Between 2000 and 2005, employment in the surgical and medical instrument manufacturing industries fell by 2,840, or roughly 19 percent. Bad, but the overall manufacturing economy lost more than 25 percent of its employees during the same time frame.

The MassINC report found that Massachusetts ranks next to last in the country in terms of new job growth. Since being savaged by the bursting tech bubble and the 2001 recession, the state's total payroll employment is still behind its pre-2001 employment peak by 4 percent, trailing only Michigan.

Between 2000 and 2005, the state lost more than 100,000 jobs overall, according to Northeastern University, a decline of 3.5 percent.

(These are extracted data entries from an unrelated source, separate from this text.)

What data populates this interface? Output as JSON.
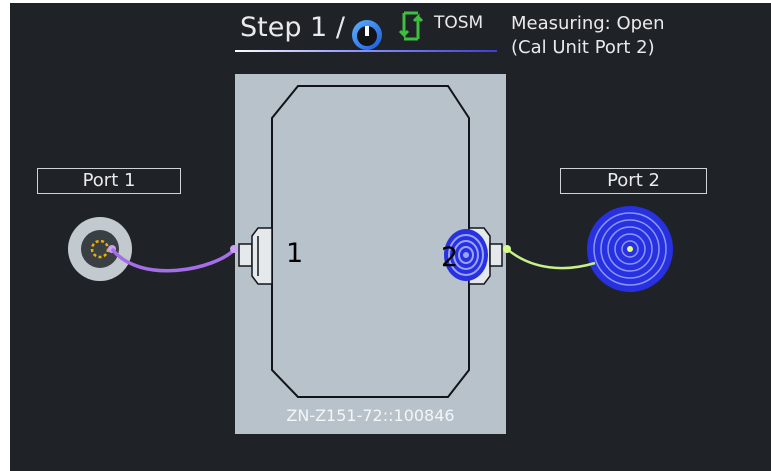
{
  "header": {
    "step_label": "Step 1 /",
    "method_label": "TOSM",
    "status_line1": "Measuring: Open",
    "status_line2": "(Cal Unit Port 2)"
  },
  "ports": {
    "port1_label": "Port 1",
    "port2_label": "Port 2"
  },
  "cal_unit": {
    "port1_number": "1",
    "port2_number": "2",
    "serial": "ZN-Z151-72::100846"
  },
  "colors": {
    "background": "#1f2327",
    "panel": "#b8c2ca",
    "cable_port1": "#a56ee8",
    "cable_port2": "#c7ef8a",
    "active_connector": "#2731e0",
    "cycle_icon": "#3fbf3f"
  },
  "icons": [
    "dial-icon",
    "cycle-icon",
    "port1-connector-icon",
    "port2-connector-icon",
    "cal-unit-connector-1-icon",
    "cal-unit-connector-2-icon"
  ]
}
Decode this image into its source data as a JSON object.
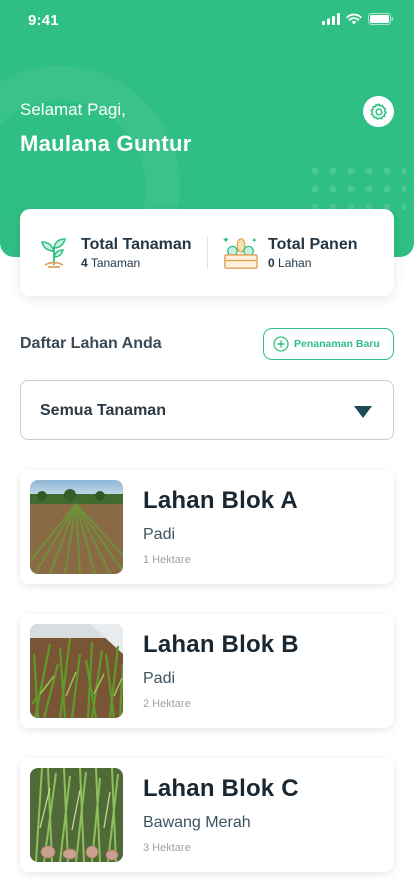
{
  "status_bar": {
    "time": "9:41"
  },
  "header": {
    "greeting": "Selamat Pagi,",
    "user_name": "Maulana Guntur"
  },
  "summary": {
    "plants": {
      "title": "Total Tanaman",
      "count": "4",
      "unit": "Tanaman"
    },
    "harvest": {
      "title": "Total Panen",
      "count": "0",
      "unit": "Lahan"
    }
  },
  "section": {
    "title": "Daftar Lahan Anda",
    "new_button_label": "Penanaman Baru"
  },
  "filter": {
    "selected": "Semua Tanaman"
  },
  "lands": [
    {
      "name": "Lahan Blok A",
      "crop": "Padi",
      "size": "1 Hektare"
    },
    {
      "name": "Lahan Blok B",
      "crop": "Padi",
      "size": "2 Hektare"
    },
    {
      "name": "Lahan Blok C",
      "crop": "Bawang Merah",
      "size": "3 Hektare"
    }
  ],
  "colors": {
    "brand_green": "#2fbf84",
    "dark_teal": "#1e4a56",
    "text_dark": "#1a2630"
  },
  "icons": {
    "settings": "settings-gear-icon",
    "plants": "sprout-icon",
    "harvest": "harvest-box-icon",
    "new": "plus-circle-icon",
    "dropdown": "caret-down-icon"
  }
}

During the same time period, biopharmaceutical research, development and manufacturing added more than 6,000 new jobs, a 12.5 percent increase, the study found.

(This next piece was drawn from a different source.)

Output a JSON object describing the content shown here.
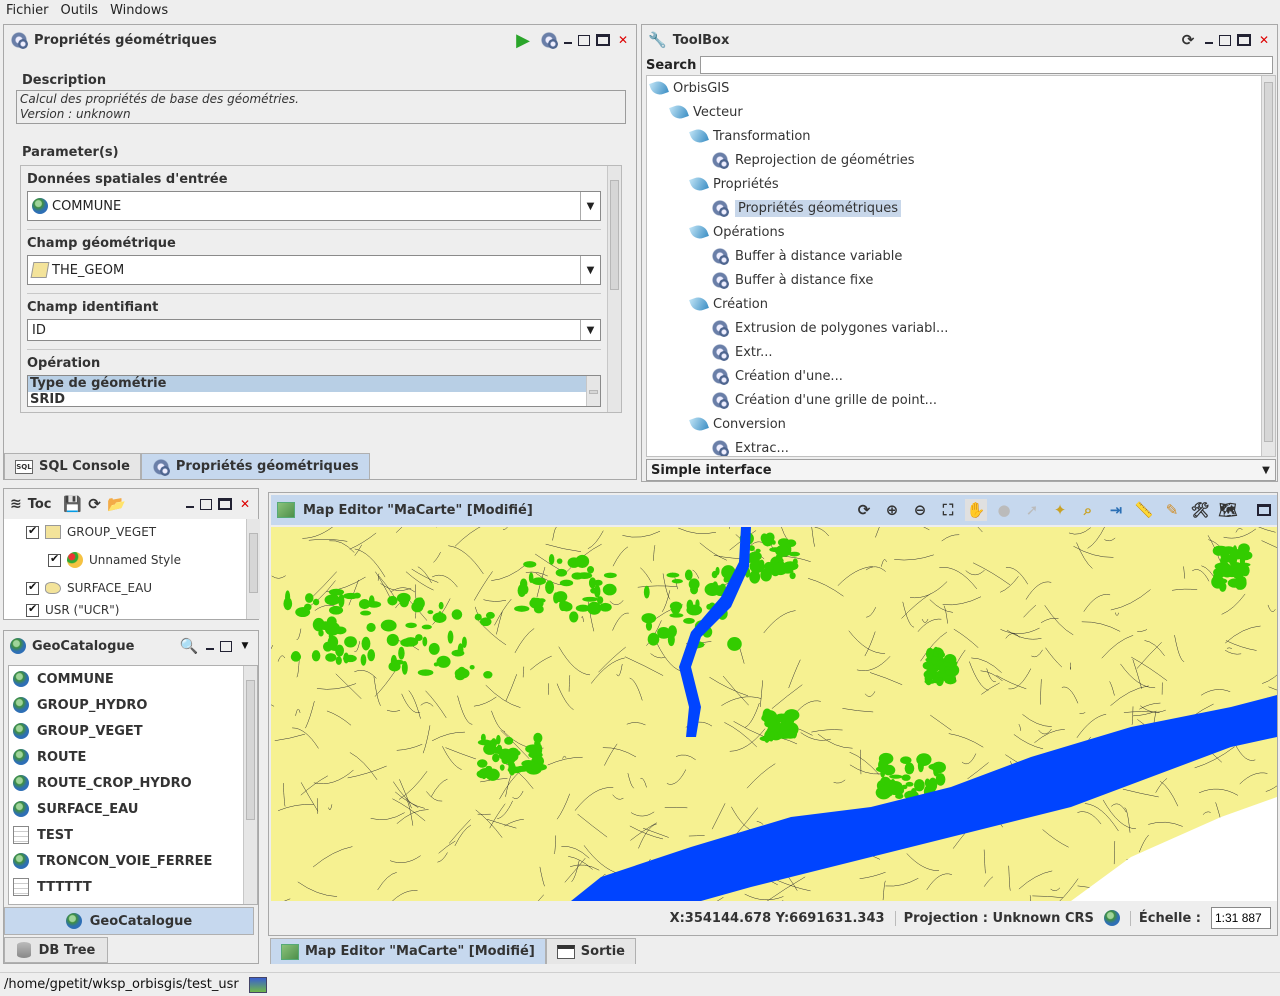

Biopharmaceutical jobs in the state accounted for 1.8 percent of the total workforce in 2001. By 2005, that number stood at 2 percent, putting it fourth in the nation in terms of the number of biopharmaceutical jobs as a percentage of total payroll.

"Clearly," said the report's authors, "Massachusetts is a national leader in its ability to generate biopharmaceutical industry jobs."

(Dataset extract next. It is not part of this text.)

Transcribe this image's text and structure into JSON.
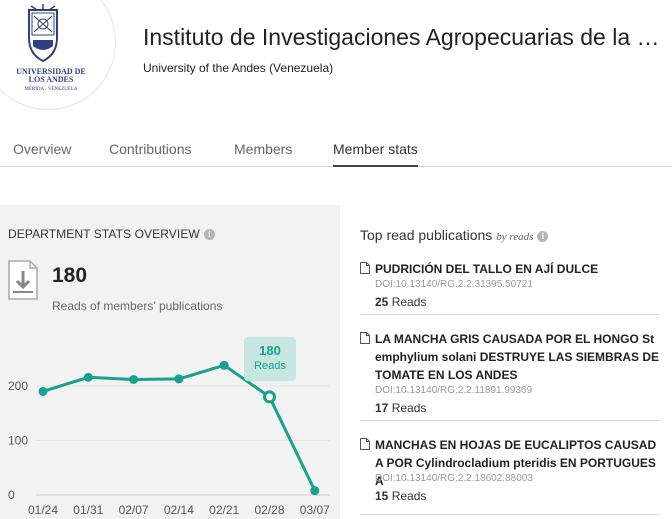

The average pharmaceutical and medicine manufacturing operation in the state in 2004 had more than seven times as many employees than an average private sector establishment, 122 to only 17, according to the Northeastern report.

Gov. Deval Patrick has earned his fair share of criticism in the past months as a man of grand proclamations that sometimes don't hold up to scrutiny. His casino proposal is mired in political and social deadlock, his clean energy act faces a funding crunch, and his $1 billion biotech initiative hasn't gone through as quickly as he would have liked.

But his intentions are good. Say what you will about the casino proposal, but Gov. Patrick is the first to say that it is about job creation, and not revenue. Whether or not you totally believe that is up to you. But it meshes well with his oft-repeated rhetoric to bring 100,000 new jobs to the state and (finally) right the ship after the 2001 recession.

It seems that a good source of those jobs lie in the already established biopharmaceutical manufacturing frontier. Do they make white lab coats with blue collars?